The White House, a symbol of democracy, policy-making, and…gaming? Ok, maybe video gaming isn’t typically associated with the White House, though there’s enough sparring in politics to rival “Mortal Kombat.” Ubisoft-owned game development studio Red Storm Entertainment (“Far Cry 4,” “Ghost Recon: Advanced Warfighter 2,”) participated in a 48-hour game jam at the White House in Washington, DC in September 2014.
Hosted by the White House, 2014 kicked off the inaugural 48-hour game jam. A novel concept, the event united a group of game developers who embarked on missions to create video games in a mere 48 hours. However, the ultimate goal wasn’t simply aimed at entertainment. Rather, the White House Education Game Jam sought to explore the link between video games and learning.
As games have become easier to develop and distribute, and hardware has evolved to the point where budget smartphones are capable or handling mild gaming, there’s been an upsurge in gaming. Notably, younger generations have increased access to video games, and according to a blog post by Mark DeLoura, 90% of all American children play video games.
A team of developers from Red Storm Entertainment assembled to tackle the challenge.
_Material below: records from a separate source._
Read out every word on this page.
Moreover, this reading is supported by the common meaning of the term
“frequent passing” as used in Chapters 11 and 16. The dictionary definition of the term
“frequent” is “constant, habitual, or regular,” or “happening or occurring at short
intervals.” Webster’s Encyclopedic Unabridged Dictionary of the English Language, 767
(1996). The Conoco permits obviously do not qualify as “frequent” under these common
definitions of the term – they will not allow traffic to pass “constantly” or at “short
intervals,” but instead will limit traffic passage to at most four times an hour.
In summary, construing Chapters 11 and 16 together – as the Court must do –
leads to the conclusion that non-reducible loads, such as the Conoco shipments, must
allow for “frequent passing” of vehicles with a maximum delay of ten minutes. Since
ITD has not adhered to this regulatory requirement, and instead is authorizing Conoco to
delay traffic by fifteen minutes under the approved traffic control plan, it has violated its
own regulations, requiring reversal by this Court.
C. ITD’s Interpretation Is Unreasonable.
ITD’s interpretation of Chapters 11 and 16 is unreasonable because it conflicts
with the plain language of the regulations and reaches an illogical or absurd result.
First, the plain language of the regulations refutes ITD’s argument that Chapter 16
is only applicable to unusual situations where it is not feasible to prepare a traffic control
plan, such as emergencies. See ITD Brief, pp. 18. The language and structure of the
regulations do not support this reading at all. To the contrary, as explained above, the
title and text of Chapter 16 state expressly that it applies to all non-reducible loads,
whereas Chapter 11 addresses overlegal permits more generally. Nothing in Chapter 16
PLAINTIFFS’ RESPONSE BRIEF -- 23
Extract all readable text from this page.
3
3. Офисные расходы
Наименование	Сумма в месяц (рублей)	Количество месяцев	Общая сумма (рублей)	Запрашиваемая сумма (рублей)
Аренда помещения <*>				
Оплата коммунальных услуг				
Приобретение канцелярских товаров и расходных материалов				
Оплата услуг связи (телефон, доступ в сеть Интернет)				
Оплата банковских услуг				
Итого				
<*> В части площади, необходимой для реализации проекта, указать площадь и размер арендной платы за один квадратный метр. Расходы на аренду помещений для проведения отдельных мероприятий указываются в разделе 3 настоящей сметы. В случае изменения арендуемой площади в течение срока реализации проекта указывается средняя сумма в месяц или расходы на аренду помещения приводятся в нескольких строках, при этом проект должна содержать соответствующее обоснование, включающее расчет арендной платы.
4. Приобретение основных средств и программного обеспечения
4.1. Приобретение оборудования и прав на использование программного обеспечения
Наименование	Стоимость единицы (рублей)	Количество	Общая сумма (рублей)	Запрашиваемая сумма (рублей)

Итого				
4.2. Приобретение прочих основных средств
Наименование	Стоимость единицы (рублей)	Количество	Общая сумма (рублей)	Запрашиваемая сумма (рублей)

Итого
Creative Director Brian Tate has a riotously hilarious post on the UbiBlog detailing their experience. As if allotting a mere two days for development wasn’t challenging enough, a party of the harshest critics arrived to beta test: kids. The connection between gaming and learning isn’t new, though it’s often been debated. Lately, the notion that gaming positively impacts education has blossomed.
Non-profit Institute of Play is pioneering the connection between play and learning, and not just with video games. Their fundamental thesis states that the structure of games make for better learning than traditional educational systems. It’s a novel concept, and with interest at the federal level, school systems nationwide could change. Red Storm’s Tate mentioned in his article that one child actually offered a better strategy for playing the game that Brian had helped create. It’s this kind of creativity and forward-thinking that games foster.
Remember that elated feeling you had as a kid when the monolithic black, plastic TV cart majestically rolled into your classroom, the lights dimmed, and you got to watch “Reading Rainbow” or “Bill Nye the Science Guy” re-runs? Well the youth of today probably won’t be seeing 40” LCDs and Playstation 4’s or Xbox One’s carted into their classes any time soon. If this happens, I’ll have to pull a “Billy Madison” and go back to school. What we’ll likely witness though is an educational reform that incorporates tenets of gaming and fuses it with learning. It’s not a new trend, as exhibited like novelties like “Typing of the Dead,” but it’s resonating within the mainstream.